21 Janvier 2020
Analyse. C’est une interrogation qui revient à chaque mouvement social d’envergure : la gauche politique peut-elle profiter de la mobilisation ? La contestation actuelle de la réforme des retraites n’échappe pas à la règle. Après plus d’un mois d’un conflit qui s’enlise, toutes les forces de gauche sont engagées aux côtés des manifestants. La France insoumise (LFI) ; le Parti communiste (PCF) ; Europe Ecologie-Les Verts (EELV) ; Génération.s et même le Parti socialiste (PS) demandent, avec une étonnante unanimité, le retrait du projet. Tous les leaders se plaisent à s’afficher sur des piquets de grève ou lors d’assemblées générales, la plupart de temps dans les dépôts RATP ou à la gare de Lyon.
Le plus actif d’entre eux est sans doute Jean-Luc Mélenchon. Le député des Bouches-du-Rhône ne ménage pas, en effet, ses efforts pour soutenir les grévistes. Lui qui était à la diète médiatique est aujourd’hui presque partout, notamment dans les médias qu’il vilipende la plupart du temps : sur les chaînes d’info en continu, ou en interview dans les journaux.
Son activisme rappelle ce qu’il a fait en 2018-2019 pendant le mouvement des « gilets jaunes ». En dépit de sa débauche d’énergie, les résultats n’ont pas alors été au rendez-vous : lors des élections européennes de mai 2019, la liste de LFI – pour laquelle M. Mélenchon avait fait une campagne très active bien qu’étant en position non éligible – a recueilli 6,3 % des suffrages.
Aujourd’hui, il entend mettre en avant la nature « autoritaire » et « antisociale » d’Emmanuel Macron et de son gouvernement. Avec les élections municipales en ligne de mire, au mois de mars. Mais ses lieutenants l’assurent : il ne faut voir dans cet activisme qu’une volonté de « se mettre au service » du mouvement. « On ne veut pas profiter de quoi que ce soit, mais on veut au contraire que le mouvement gagne. On apporte notre valeur ajoutée, note Manuel Bompard, député européen. Pour contribuer à cette réussite il faut montrer qu’il y a d’autres politiques possibles. »
Les « insoumis » se méfient de toute initiative « unitaire ». Ils préfèrent travailler à la construction d’une « fédération populaire » aux contours encore flous
Les partis de gauche travaillent donc le fond avec, chacun, des contre-projets de réforme mais aussi des meetings communs, des réunions régulières entre les groupes parlementaires… Le mouvement social peut ainsi être l’occasion pour les membres de cette famille politique de retisser des liens qui étaient rompus ou distendus. Alors que les écologistes, plutôt partisans du système de retraite à points mais critiques de la méthode gouvernementale, sont en retrait, les communistes sont parmi les plus proactifs – tout comme Génération.s, le mouvement de Benoît Hamon – pour toute initiative commune.

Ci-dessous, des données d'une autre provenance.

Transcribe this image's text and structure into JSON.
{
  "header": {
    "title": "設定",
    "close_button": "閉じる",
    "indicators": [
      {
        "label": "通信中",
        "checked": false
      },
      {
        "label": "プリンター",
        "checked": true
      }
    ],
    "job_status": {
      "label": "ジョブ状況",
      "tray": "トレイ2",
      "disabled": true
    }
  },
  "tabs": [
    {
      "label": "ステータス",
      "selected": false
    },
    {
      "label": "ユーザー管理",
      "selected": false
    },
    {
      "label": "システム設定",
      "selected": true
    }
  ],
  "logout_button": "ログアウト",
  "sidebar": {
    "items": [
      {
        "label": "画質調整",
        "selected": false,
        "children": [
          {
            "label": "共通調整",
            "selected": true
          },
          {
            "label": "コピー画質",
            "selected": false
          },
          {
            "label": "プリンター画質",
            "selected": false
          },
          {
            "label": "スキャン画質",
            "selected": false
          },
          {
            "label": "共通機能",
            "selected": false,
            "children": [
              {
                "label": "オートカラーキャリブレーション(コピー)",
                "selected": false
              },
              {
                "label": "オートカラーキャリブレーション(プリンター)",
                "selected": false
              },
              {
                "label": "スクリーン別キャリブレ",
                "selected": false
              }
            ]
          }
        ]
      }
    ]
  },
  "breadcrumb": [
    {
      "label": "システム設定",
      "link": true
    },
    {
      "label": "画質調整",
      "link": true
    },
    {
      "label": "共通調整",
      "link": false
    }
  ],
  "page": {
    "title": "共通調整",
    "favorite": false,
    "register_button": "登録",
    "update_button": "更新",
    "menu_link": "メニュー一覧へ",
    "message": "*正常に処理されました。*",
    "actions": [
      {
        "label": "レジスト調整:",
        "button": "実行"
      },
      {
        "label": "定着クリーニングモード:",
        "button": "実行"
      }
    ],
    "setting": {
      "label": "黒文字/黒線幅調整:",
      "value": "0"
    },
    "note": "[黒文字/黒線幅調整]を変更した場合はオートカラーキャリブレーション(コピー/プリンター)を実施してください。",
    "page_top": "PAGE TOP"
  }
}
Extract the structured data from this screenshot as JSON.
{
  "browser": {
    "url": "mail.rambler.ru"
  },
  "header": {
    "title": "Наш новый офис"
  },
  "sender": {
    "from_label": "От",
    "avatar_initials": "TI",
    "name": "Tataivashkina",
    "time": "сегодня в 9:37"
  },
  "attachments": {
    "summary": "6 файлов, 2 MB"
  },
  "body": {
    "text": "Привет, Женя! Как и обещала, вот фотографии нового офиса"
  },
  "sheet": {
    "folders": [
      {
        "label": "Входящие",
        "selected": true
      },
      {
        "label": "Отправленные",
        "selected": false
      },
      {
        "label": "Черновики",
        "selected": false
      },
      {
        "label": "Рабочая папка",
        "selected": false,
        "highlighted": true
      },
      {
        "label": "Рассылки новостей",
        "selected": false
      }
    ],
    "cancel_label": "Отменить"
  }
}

« C’est toujours une bonne chose que l’on travaille ensemble, que l’on soit tous sur le terrain, assure Elsa Faucillon, députée communiste des Hauts-de-Seine. C’est une étape nécessaire pour dépasser les vieilles rancœurs. Cela doit permettre à la gauche de se rendre compte qu’il faut reconstruire ensemble. »
Les « insoumis », de leur côté, se méfient de toute initiative « unitaire ». Ils préfèrent travailler à la construction d’une « fédération populaire » aux contours encore flous. Mais surtout, ils ne veulent pas collaborer avec le PS. « Les initiatives communes sont surtout des initiatives de sommet. A la base, tout n’est pas pardonné. Ce qui a été fait par les socialistes lors du quinquennat précédent n’a pas été oublié. Il faudra plus que quatre visites sur les piquets et deux meetings communs pour reconstruire des convergences politiques », avertit encore M. Bompard. LFI ne cosignera donc pas les « contre-propositions » des partis de gauche sur la réforme des retraites qui devraient être rendues publiques lundi 20 janvier. Autre signe de cette désunion : l’imbroglio autour de la motion de censure que le groupe LFI à l’Assemblée voulait déposer le 14 janvier et que les socialistes n’ont pas voulu signer.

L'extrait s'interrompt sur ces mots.